The description adds valuable behavioral context beyond annotations: it discloses a payment requirement ($0.001) and the x402 error handling process. While annotations cover idempotency and non-destructive nature, the description provides critical operational details about costs and error recovery that aren't in the structured data.
Agents need to know what a tool does to the world before calling it. Descriptions should go beyond structured annotations to explain consequences.
Is the description appropriately sized, front-loaded, and free of redundancy?
The description is extremely concise with just two sentences that both earn their place: the first states the core function, the second discloses critical payment and error handling information. It's front-loaded with the main purpose and wastes no words.
Shorter descriptions cost fewer tokens and are easier for agents to parse. Every sentence should earn its place.
Given the tool's complexity, does the description cover enough for an agent to succeed on first attempt?
Given the tool's complexity (10 parameters, payment system) and lack of output schema, the description does well by highlighting the payment requirement and error handling. However, it could better address when to use this versus sibling tools and provide more context about the transformation behavior beyond what's in the schema.

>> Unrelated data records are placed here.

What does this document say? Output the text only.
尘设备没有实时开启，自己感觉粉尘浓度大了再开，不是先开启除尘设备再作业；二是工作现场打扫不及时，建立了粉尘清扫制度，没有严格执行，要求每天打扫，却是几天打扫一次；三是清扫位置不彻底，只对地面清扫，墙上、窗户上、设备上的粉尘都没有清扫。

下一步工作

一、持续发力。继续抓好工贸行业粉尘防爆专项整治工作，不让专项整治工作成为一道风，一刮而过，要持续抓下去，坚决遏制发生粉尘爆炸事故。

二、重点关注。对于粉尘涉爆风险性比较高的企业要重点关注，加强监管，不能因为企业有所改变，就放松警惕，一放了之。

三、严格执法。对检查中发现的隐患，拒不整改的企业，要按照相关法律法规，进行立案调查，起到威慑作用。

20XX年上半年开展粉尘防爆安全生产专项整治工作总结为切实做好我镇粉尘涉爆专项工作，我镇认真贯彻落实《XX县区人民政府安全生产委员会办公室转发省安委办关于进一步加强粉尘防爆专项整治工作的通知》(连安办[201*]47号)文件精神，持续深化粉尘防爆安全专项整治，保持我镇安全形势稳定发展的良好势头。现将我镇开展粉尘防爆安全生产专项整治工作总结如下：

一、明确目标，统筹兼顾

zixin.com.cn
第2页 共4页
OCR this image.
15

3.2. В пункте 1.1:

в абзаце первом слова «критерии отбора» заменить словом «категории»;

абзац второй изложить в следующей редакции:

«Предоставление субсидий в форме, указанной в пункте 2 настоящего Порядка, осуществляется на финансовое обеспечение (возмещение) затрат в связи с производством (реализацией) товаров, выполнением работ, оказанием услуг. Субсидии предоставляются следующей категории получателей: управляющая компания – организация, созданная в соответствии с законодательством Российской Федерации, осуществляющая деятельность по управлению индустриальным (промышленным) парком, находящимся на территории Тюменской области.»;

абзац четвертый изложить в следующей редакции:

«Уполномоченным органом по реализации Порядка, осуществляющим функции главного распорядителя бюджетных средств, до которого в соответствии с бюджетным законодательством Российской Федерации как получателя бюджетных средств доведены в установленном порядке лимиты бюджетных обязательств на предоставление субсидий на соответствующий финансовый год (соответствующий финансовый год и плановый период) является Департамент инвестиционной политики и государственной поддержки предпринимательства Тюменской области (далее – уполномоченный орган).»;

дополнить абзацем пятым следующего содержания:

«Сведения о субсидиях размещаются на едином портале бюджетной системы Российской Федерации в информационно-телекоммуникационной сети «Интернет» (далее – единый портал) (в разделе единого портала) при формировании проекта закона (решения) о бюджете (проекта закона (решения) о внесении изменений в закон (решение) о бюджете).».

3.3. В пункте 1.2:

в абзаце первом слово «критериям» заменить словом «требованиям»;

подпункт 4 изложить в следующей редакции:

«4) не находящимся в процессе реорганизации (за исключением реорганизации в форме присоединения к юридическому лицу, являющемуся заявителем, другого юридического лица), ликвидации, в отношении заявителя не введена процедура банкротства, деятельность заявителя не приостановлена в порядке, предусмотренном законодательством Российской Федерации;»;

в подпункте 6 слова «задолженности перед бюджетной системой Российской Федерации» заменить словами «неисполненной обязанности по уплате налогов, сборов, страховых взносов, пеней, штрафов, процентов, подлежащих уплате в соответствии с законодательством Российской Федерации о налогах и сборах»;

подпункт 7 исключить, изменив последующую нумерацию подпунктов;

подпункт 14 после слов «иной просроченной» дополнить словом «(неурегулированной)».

Complex tools with many parameters or behaviors need more documentation. Simple tools need less. This dimension scales expectations accordingly.
Does the description clarify parameter syntax, constraints, interactions, or defaults beyond what the schema provides?
With 100% schema description coverage, the schema already documents all 10 parameters thoroughly. The description adds no additional parameter information beyond what's in the schema, so it meets the baseline of 3 where the schema does the heavy lifting.
Input schemas describe structure but not intent. Descriptions should explain non-obvious parameter relationships and valid value ranges.
Does the description clearly state what the tool does and how it differs from similar tools?
The description clearly states the verb 'resizes' and resource 'image', making the purpose immediately understandable. However, it doesn't differentiate from sibling tools like 'crop_image' or 'compress_image' beyond the basic action, missing explicit comparison that would warrant a 5.
Agents choose between tools based on descriptions. A clear purpose with a specific verb and resource helps agents select the right tool.
Does the description explain when to use this tool, when not to, or what alternatives exist?
The description mentions a payment trigger, which provides some usage context, but offers no guidance on when to use this tool versus alternatives like 'crop_image' or 'compress_image'. There's no mention of prerequisites, scenarios, or exclusions for tool selection.
Agents often have multiple tools that could apply. Explicit usage guidance like "use X instead of Y when Z" prevents misuse.